We are contacting Stern for comment and will update this report with any we receive.  Stern’s background is highly distinguished. Among other things, he was an Assistant District Attorney, New York County Homicide Bureau from 1962-1965. He served as Trial Attorney in the Organized Crime and Racketeering Section of the U.S.  Department of Justice from 1965-1969. Later, he was Chief Assistant in the U.S. Attorney’s Office for the District of New Jersey beginning in 1969, and became Acting United States Attorney in that Office, serving from 1970-1971. He was the United States Attorney for the District of New Jersey from 1971-1974. He was appointed to serve as United States District Judge in the District of New Jersey, serving from 1974-1987. He served as the United States Judge for Berlin in 1979. He is the author of several books, including “Tiger in the Court” that I favorably reviewed in 1973, and worked on the Iran-Contra investigation under Independent Counsel Lawrence Walsh.
 
Stern’s capabilities and political clout after leaving the Justice Department for private practice had become controversial also because of New Jersey Gov.

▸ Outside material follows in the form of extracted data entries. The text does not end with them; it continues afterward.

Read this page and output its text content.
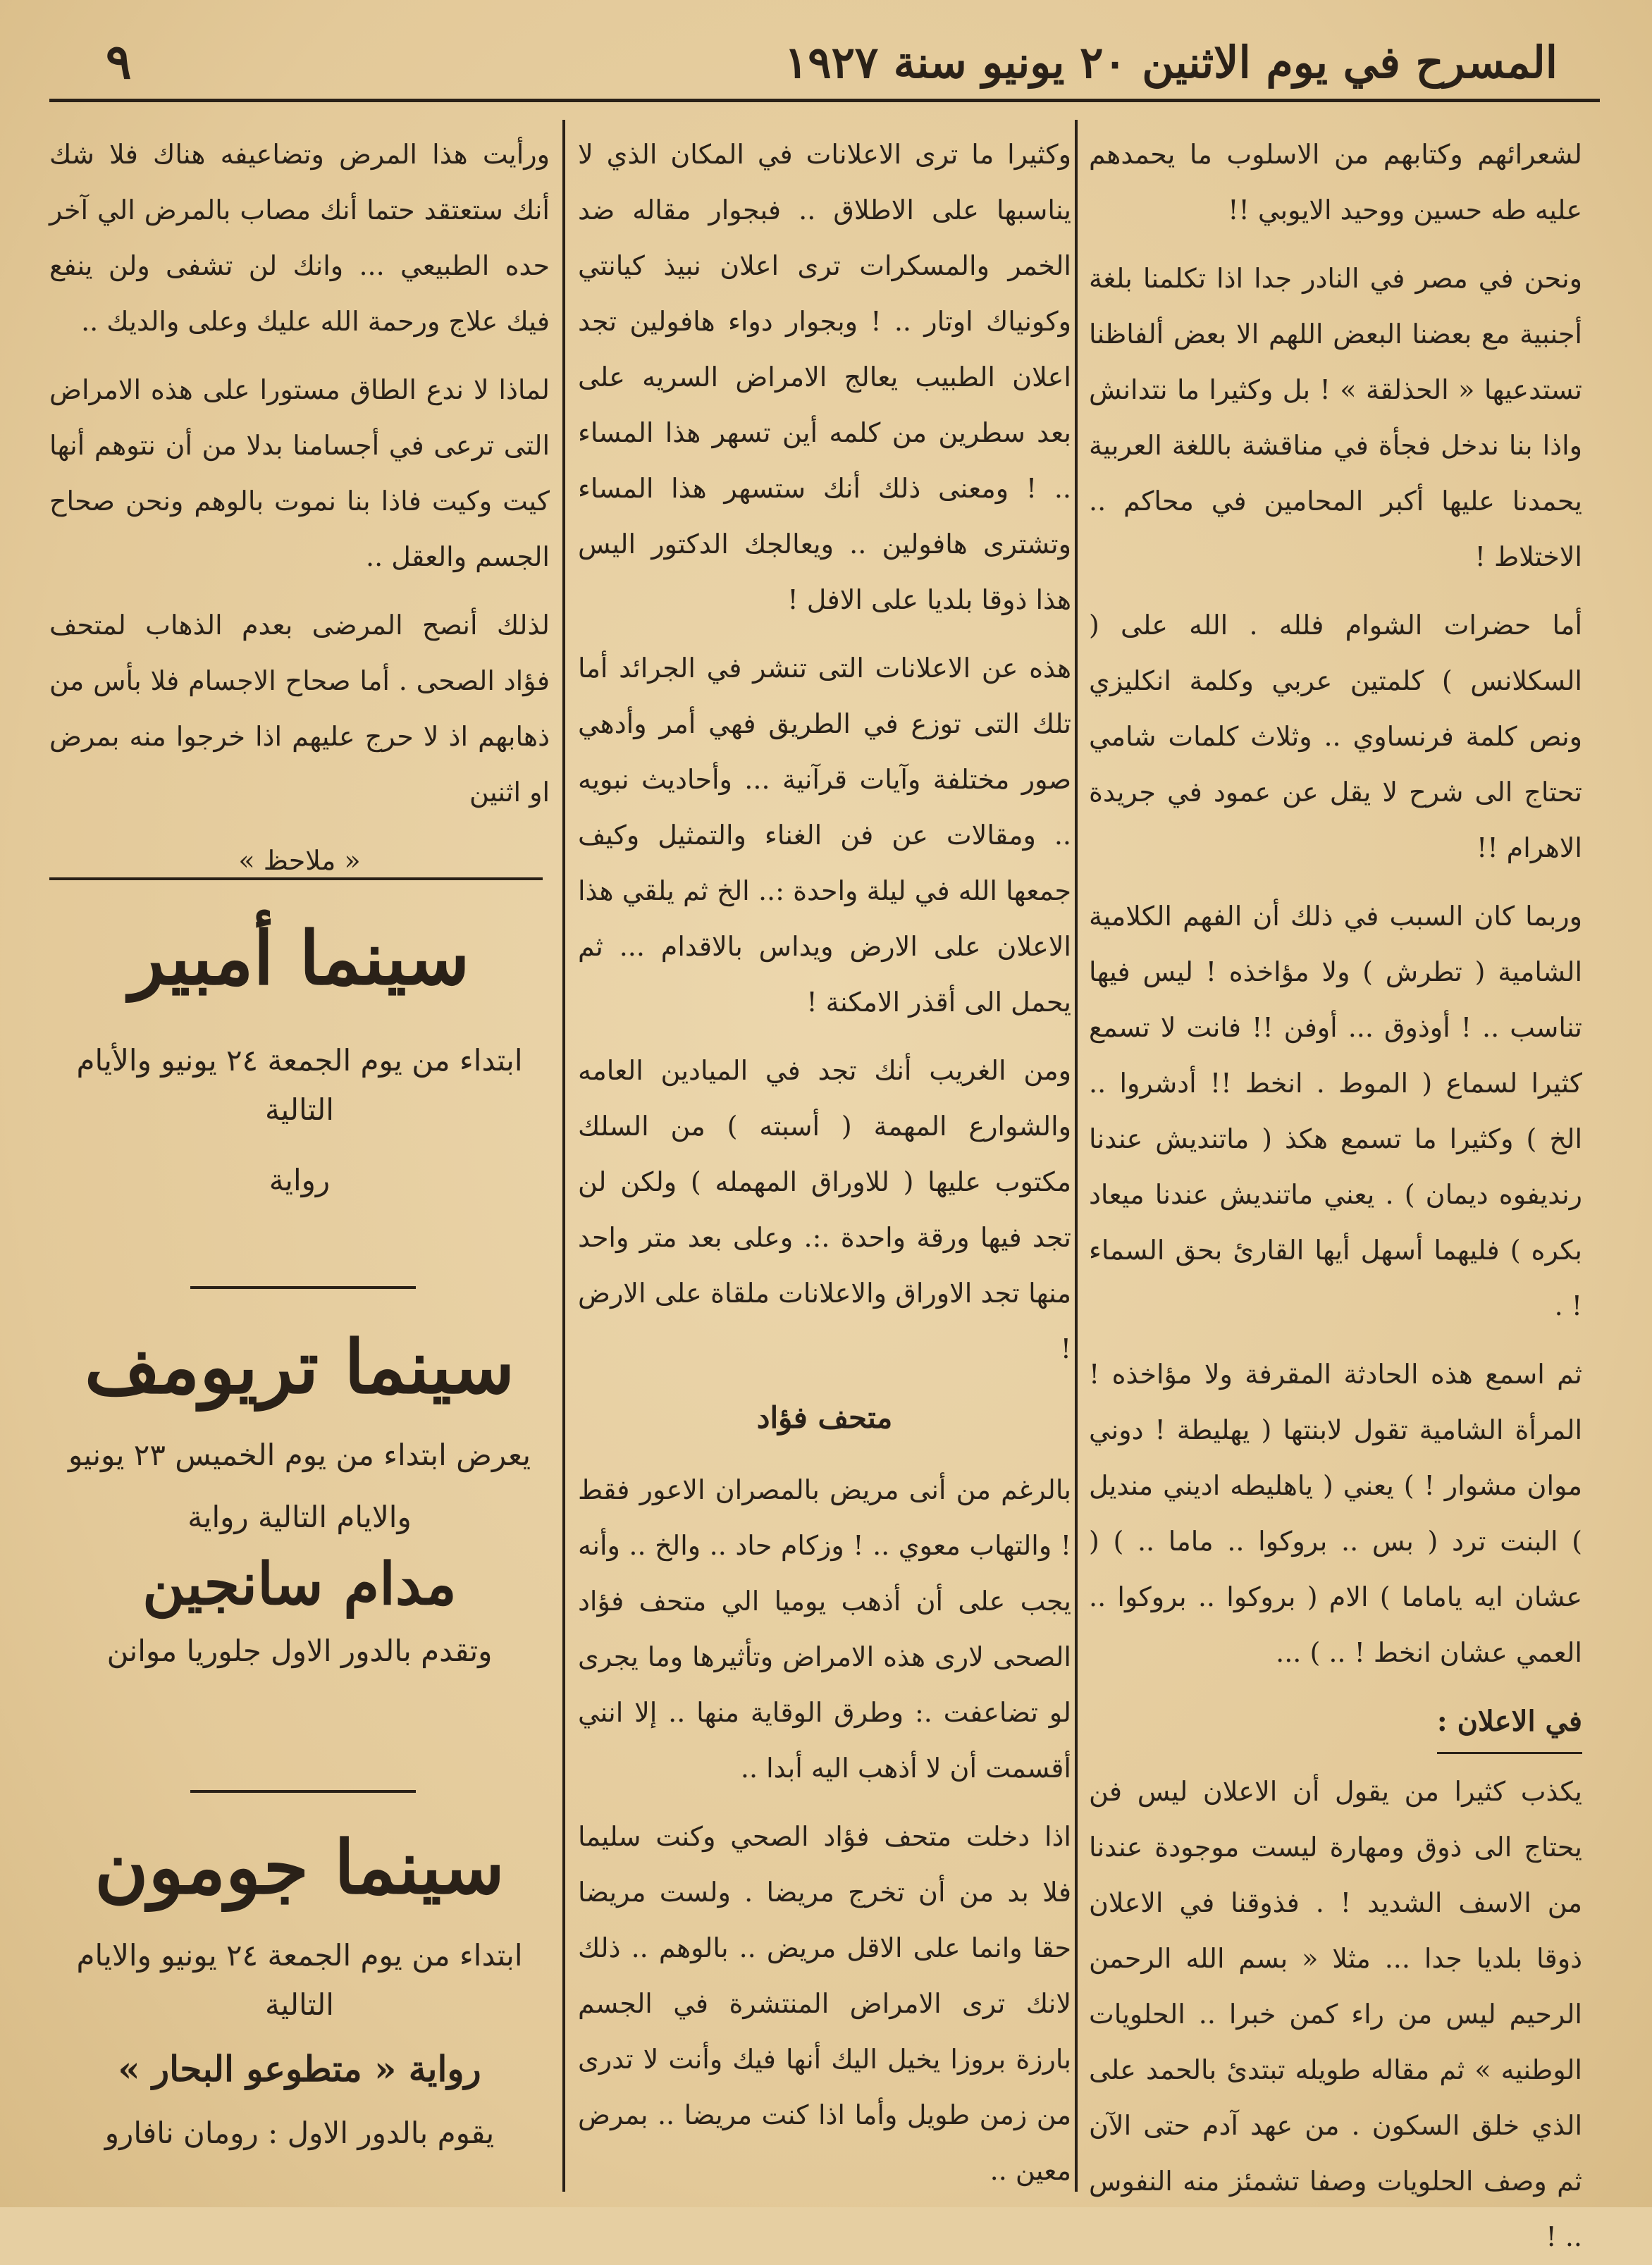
٩	المسرح في يوم الاثنين ٢٠ يونيو سنة ١٩٢٧

لشعرائهم وكتابهم من الاسلوب ما يحمدهم عليه طه حسين ووحيد الايوبي !!

ونحن في مصر في النادر جدا اذا تكلمنا بلغة أجنبية مع بعضنا البعض اللهم الا بعض ألفاظنا تستدعيها « الحذلقة » ! بل وكثيرا ما نتدانش واذا بنا ندخل فجأة في مناقشة باللغة العربية يحمدنا عليها أكبر المحامين في محاكم .. الاختلاط !

أما حضرات الشوام فلله . الله على ( السكلانس ) كلمتين عربي وكلمة انكليزي ونص كلمة فرنساوي .. وثلاث كلمات شامي تحتاج الى شرح لا يقل عن عمود في جريدة الاهرام !!

وربما كان السبب في ذلك أن الفهم الكلامية الشامية ( تطرش ) ولا مؤاخذه ! ليس فيها تناسب .. ! أوذوق ... أوفن !! فانت لا تسمع كثيرا لسماع ( الموط . انخط !! أدشروا .. الخ ) وكثيرا ما تسمع هكذ ( ماتنديش عندنا رنديفوه ديمان ) . يعني ماتنديش عندنا ميعاد بكره ) فليهما أسهل أيها القارئ بحق السماء ! .

ثم اسمع هذه الحادثة المقرفة ولا مؤاخذه ! المرأة الشامية تقول لابنتها ( يهليطة ! دوني موان مشوار ! ) يعني ( ياهليطه اديني منديل ) البنت ترد ( بس .. بروكوا .. ماما .. ) ( عشان ايه ياماما ) الام ( بروكوا .. بروكوا .. العمي عشان انخط ! .. ) ...

في الاعلان :

يكذب كثيرا من يقول أن الاعلان ليس فن يحتاج الى ذوق ومهارة ليست موجودة عندنا من الاسف الشديد ! . فذوقنا في الاعلان ذوقا بلديا جدا ... مثلا « بسم الله الرحمن الرحيم ليس من راء كمن خبرا .. الحلويات الوطنيه » ثم مقاله طويله تبتدئ بالحمد على الذي خلق السكون . من عهد آدم حتى الآن ثم وصف الحلويات وصفا تشمئز منه النفوس .. !

وكثيرا ما ترى الاعلانات في المكان الذي لا يناسبها على الاطلاق .. فبجوار مقاله ضد الخمر والمسكرات ترى اعلان نبيذ كيانتي وكونياك اوتار .. ! وبجوار دواء هافولين تجد اعلان الطبيب يعالج الامراض السريه على بعد سطرين من كلمه أين تسهر هذا المساء .. ! ومعنى ذلك أنك ستسهر هذا المساء وتشترى هافولين .. ويعالجك الدكتور اليس هذا ذوقا بلديا على الافل !

هذه عن الاعلانات التى تنشر في الجرائد أما تلك التى توزع في الطريق فهي أمر وأدهي صور مختلفة وآيات قرآنية ... وأحاديث نبويه .. ومقالات عن فن الغناء والتمثيل وكيف جمعها الله في ليلة واحدة :.. الخ ثم يلقي هذا الاعلان على الارض ويداس بالاقدام ... ثم يحمل الى أقذر الامكنة !

ومن الغريب أنك تجد في الميادين العامه والشوارع المهمة ( أسبته ) من السلك مكتوب عليها ( للاوراق المهمله ) ولكن لن تجد فيها ورقة واحدة .:. وعلى بعد متر واحد منها تجد الاوراق والاعلانات ملقاة على الارض !

متحف فؤاد

بالرغم من أنى مريض بالمصران الاعور فقط ! والتهاب معوي .. ! وزكام حاد .. والخ .. وأنه يجب على أن أذهب يوميا الي متحف فؤاد الصحى لارى هذه الامراض وتأثيرها وما يجرى لو تضاعفت .: وطرق الوقاية منها .. إلا انني أقسمت أن لا أذهب اليه أبدا ..

اذا دخلت متحف فؤاد الصحي وكنت سليما فلا بد من أن تخرج مريضا . ولست مريضا حقا وانما على الاقل مريض .. بالوهم .. ذلك لانك ترى الامراض المنتشرة في الجسم بارزة بروزا يخيل اليك أنها فيك وأنت لا تدرى من زمن طويل وأما اذا كنت مريضا .. بمرض معين ..

ورأيت هذا المرض وتضاعيفه هناك فلا شك أنك ستعتقد حتما أنك مصاب بالمرض الي آخر حده الطبيعي ... وانك لن تشفى ولن ينفع فيك علاج ورحمة الله عليك وعلى والديك ..

لماذا لا ندع الطاق مستورا على هذه الامراض التى ترعى في أجسامنا بدلا من أن نتوهم أنها كيت وكيت فاذا بنا نموت بالوهم ونحن صحاح الجسم والعقل ..

لذلك أنصح المرضى بعدم الذهاب لمتحف فؤاد الصحى . أما صحاح الاجسام فلا بأس من ذهابهم اذ لا حرج عليهم اذا خرجوا منه بمرض او اثنين

« ملاحظ »
سينما أمبير
ابتداء من يوم الجمعة ٢٤ يونيو والأيام التالية
رواية
سينما تريومف
يعرض ابتداء من يوم الخميس ٢٣ يونيو
والايام التالية رواية
مدام سانجين
وتقدم بالدور الاول جلوريا موانن
سينما جومون
ابتداء من يوم الجمعة ٢٤ يونيو والايام التالية
رواية « متطوعو البحار »
يقوم بالدور الاول : رومان نافارو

Chris Christie’s efforts to brand himself as a reformer.  The Associated Press reported in 2009 that Christie as a Bush-appointed U.S. Attorney awarded seven multi-million-dollar no-bid contracts top Republican insiders to monitor legal compliance by organizations that might otherwise face prosecution for law-breaking.  Two of the biggest contracts were for former U.S. Attorney Gen. John Ashcroft, Bush’s first in the post, for between $28 and $52 million, and to Stern.  The AP reported the Stern deal as follows: http://www.nj.com/politics/index.ssf/2009/06/nj_gop_gubernatorial_candidate.html
 
— Herbert Stern. Christie mentor got $10 million contract to monitor University of Medicine and Dentistry of New Jersey, accused of double-billing for services covered by Medicare. Christie close friend and fundraiser John Inglesino, a partner in Stern’s law firm, was paid $325 per hour for his work as counsel on the monitorship. Stern, Inglesino, another partner and their wives later gave $23,800 in donations to Christie’s campaign for governor. The donations were matched, 2-1, under New Jersey’s campaign finance laws, bringing the total amount to $71,400.
 
In sum, most of these cases become more fascinating and important the deeper one probes – a process that is increasingly difficult as time pressures continually mount for defendants, law enforcers, reporters, judges and voters alike.